Breaks in the Armor
Posted on 03/26/2014 by Shawn O'Keefe
I have few rules in life. One of these rules is to never cover Bruce Springsteen songs. That is, unless your name happens to be Eric Bachmann.
From his tenure in Archers of Loaf to Barry Black to Crooked Fingers, Bachmann has influenced my own songwriting and guitar-playing significantly more than most. (And he recently has been spotted on stage with Neko Case, another fave of mine.)
But as with many of our beloved artists, life occasionally gets in the way. We don’t bother to make new playlists, we lose track of tour stops in our hometown, and we miss out on that critical release of note.

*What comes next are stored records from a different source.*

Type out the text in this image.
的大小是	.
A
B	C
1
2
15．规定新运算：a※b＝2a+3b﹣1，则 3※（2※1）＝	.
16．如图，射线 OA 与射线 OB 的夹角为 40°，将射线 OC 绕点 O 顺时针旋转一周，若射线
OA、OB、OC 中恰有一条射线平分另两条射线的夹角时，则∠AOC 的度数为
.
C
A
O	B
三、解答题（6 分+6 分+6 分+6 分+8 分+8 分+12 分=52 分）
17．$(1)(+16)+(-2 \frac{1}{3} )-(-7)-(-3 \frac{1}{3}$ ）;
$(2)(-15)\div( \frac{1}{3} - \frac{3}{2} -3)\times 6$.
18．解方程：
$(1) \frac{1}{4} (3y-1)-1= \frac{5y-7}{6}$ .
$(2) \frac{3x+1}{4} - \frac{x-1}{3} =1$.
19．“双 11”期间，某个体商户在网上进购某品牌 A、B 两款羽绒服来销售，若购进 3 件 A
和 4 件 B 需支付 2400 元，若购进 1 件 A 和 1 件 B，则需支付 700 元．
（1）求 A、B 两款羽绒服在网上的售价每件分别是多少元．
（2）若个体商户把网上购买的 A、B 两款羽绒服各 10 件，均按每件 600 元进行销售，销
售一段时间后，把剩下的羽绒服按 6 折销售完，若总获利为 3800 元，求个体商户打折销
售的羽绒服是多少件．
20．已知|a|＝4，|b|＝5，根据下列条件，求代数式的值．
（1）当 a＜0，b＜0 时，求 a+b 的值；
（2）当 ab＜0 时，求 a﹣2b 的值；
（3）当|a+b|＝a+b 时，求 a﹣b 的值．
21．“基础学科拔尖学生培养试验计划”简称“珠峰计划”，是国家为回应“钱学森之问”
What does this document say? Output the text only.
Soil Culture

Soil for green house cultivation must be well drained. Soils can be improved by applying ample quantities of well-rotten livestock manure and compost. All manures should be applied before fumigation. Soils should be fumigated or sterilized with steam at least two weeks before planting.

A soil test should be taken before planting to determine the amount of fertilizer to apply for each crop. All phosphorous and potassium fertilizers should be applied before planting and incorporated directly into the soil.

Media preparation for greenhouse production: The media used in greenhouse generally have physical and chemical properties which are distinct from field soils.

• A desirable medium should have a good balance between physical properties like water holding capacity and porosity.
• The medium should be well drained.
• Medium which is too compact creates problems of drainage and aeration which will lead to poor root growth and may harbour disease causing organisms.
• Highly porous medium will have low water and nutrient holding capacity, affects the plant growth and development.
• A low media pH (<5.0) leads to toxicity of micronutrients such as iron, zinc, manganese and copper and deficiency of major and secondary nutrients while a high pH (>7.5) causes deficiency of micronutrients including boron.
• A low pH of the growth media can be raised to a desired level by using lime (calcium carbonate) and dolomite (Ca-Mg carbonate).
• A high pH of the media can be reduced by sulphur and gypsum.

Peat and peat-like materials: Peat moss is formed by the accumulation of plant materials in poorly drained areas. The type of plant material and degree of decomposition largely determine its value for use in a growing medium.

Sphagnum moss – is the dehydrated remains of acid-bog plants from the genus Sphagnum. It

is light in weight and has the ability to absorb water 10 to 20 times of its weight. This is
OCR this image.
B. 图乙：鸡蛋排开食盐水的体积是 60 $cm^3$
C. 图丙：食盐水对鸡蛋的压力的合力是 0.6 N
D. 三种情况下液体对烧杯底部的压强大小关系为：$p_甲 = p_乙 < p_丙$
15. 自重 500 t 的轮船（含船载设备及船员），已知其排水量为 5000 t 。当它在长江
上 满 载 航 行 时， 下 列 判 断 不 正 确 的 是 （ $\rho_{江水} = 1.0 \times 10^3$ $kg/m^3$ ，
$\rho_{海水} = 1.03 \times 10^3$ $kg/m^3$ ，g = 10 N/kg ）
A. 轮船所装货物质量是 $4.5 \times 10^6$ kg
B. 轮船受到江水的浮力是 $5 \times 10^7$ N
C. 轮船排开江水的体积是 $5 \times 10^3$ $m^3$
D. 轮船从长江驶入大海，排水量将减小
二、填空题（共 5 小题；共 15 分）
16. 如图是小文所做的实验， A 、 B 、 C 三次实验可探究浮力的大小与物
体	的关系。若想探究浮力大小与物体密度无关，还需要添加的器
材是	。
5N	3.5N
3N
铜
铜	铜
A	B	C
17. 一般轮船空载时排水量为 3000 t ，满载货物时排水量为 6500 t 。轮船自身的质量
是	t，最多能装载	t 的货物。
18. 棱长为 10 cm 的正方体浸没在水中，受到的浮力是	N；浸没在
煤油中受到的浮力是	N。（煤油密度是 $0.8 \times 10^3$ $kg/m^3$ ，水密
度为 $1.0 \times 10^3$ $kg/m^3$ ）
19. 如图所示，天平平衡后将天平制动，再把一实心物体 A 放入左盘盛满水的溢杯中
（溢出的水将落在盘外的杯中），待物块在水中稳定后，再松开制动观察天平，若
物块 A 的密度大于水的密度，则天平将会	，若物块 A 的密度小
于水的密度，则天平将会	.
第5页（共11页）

Such is the case for me with 2011’s Breaks in the Armor from Crooked Fingers.
Like much of Bachmann’s recent work, the album is full of songs about perfect storms, drunkards, spilled blood and lovers lost. The dark lyrics almost recall a modern twist on Coleridge’s The Rime of the Ancient Mariner in tone. Musically, the songs wonderfully straddle the line between hope and despair — “The Counterfeiter” and “Went to the City” being the more upbeat exceptions. For the past month, the album version of this gem has been on repeat:
The record cover is simple and straightforward: a vibrating illustration by Greg Betza of a performing Bachmann with touches of watercolor. The typeface, Ephesus Light by Ahmet Altun, is well-paired with the thin lines of the drawing. The font is named after the ancient city near Izmir in Turkey, which is famous for the Temple of Artemis (one of the Seven Wonders of the Ancient World).
Very fitting for an album that summons ancient mariners and lost souls.